DS: PTSD. My old ACT UP colleague Spencer Cox just died a few weeks ago. We met for lunch when I was touring through New York in October. We talked at length about how much untreated trauma there is in our activist generation. It was a great discussion, but it turned out he was more of an example of PTSD than I realized: he’d stopped his medication, and in December just couldn’t fight off an infection. It reminds me of something that the writer Sarah Schulman once told me, that the people who create change are rarely the ones who benefit from it. The drag queens from the Stonewall Rebellion mostly ended up poor and homeless and murdered while younger gay people experienced previously unimagined freedom. And so many of the AIDS activists who saved millions of lives are having trouble saving their own. But - and this is very ACT UP - we’ll probably do better if we pull together to save each other. 

MS: "Birdbones" 

DS: Exorcism. Rageful fragility. Wow, that’s a weird response! This was the performance art piece that got me the most attention, but it also marked a turning point. 

Back then, I made art because I had all these horrifying ghosts in the back of my head that I couldn’t quite identify even though they ruled my life. I was a completely tortured, haunted person, but if you asked me what was wrong I had no idea. So I used performance art to make those ghosts manifest themselves so I could see them, feel them and wrestle with them. I used a form I called “witnessing,” which was essentially me bearing witness to these surreal horror stories in the enraptured voice of a psychosexual evangelist - I think the Village Voice used that term. Anyway: like a lot of tortured people, I believed that the pain would literally kill me if I faced it. Which means performance art, for me, felt a little like a suicide mission - but for the purpose of saving my life. In retrospect, no wonder I was such a basket case.
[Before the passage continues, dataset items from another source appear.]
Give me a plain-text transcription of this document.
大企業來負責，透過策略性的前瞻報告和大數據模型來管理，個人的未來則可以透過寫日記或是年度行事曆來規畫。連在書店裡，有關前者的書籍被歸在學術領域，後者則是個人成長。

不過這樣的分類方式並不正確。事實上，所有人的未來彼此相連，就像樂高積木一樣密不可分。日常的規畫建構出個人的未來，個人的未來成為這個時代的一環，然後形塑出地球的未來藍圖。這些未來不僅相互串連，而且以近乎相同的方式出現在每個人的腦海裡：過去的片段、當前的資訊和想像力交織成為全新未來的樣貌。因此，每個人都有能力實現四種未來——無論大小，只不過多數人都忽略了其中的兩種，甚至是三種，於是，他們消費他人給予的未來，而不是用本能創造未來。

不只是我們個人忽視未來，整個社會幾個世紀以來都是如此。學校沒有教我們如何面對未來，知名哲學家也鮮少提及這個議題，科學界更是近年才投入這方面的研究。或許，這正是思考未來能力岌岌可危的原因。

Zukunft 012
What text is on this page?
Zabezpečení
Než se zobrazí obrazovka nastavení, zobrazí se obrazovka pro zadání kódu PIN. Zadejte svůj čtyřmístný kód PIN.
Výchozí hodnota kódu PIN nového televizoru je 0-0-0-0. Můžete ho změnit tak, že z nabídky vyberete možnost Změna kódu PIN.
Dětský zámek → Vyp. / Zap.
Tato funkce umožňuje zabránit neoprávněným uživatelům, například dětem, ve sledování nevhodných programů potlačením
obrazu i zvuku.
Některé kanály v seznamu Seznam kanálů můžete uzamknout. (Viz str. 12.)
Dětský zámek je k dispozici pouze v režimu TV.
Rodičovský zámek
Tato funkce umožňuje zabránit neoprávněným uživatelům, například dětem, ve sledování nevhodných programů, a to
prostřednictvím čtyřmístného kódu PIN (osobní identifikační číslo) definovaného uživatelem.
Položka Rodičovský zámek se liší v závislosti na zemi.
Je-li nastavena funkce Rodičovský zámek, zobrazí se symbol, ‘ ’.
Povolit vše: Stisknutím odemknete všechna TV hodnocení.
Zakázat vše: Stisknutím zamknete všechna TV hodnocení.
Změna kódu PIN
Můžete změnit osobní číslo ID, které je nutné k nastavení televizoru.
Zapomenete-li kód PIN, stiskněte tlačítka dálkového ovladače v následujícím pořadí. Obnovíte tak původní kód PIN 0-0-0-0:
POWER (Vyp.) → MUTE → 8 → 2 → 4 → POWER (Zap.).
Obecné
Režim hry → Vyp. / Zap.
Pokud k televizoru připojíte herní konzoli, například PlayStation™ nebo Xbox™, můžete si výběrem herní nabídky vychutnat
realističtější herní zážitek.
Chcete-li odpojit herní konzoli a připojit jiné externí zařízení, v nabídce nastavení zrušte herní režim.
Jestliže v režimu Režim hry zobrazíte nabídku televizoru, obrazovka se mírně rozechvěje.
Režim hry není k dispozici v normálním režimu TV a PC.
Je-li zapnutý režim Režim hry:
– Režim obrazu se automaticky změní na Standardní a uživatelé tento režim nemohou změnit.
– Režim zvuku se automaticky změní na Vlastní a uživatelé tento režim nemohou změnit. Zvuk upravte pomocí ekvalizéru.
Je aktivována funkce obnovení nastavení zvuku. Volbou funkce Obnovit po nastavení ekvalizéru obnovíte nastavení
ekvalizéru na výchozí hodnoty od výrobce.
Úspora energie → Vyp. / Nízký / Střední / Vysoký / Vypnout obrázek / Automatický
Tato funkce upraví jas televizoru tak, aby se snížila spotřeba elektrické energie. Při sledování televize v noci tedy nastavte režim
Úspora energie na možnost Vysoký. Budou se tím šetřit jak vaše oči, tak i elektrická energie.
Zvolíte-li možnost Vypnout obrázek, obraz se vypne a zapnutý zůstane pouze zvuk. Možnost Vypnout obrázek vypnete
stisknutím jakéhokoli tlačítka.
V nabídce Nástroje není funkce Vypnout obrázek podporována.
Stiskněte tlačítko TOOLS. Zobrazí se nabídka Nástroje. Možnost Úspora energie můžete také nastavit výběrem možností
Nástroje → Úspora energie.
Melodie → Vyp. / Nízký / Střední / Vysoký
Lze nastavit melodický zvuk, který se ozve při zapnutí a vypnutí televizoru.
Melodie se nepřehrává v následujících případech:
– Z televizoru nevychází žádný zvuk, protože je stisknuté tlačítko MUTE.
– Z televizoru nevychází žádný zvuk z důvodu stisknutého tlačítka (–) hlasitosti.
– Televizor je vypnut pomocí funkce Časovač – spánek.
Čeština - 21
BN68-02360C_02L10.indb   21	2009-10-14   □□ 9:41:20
Birdbones got the last of those ghosts out of me and probably saved my life. I also got great reviews, and if the right wing hadn’t decimated arts funding, I might have become an avant-garde art-world star. Maybe I’m glad that didn’t happen: a few years later, I made my first record, RESTORE.


MS: Rainy Days 

DS: Falling on the just and the unjust alike. Isn’t that in Matthew, in the King James Bible? It just means that when it rains we are all bound up in one common experience. It’s a gentle version of what happens in LA during an earthquake, or during a power outage in New York. It’s inconvenient but I love it - I’d rather be uncomfortable than disconnected.

MS: "Monsters"

DS: Unseen. Monsters that look like monsters aren’t frightening to me. Reagan’s charming face used to fill me with abject terror. Or the kindly gentle smile of Rick Warren now, filling us with uplifting platitudes while preaching anti-gay propaganda in Uganda that led directly to the deaths of gay people. Most monsters don’t believe they are monsters the way most alcoholics don’t believe they have a drinking problem.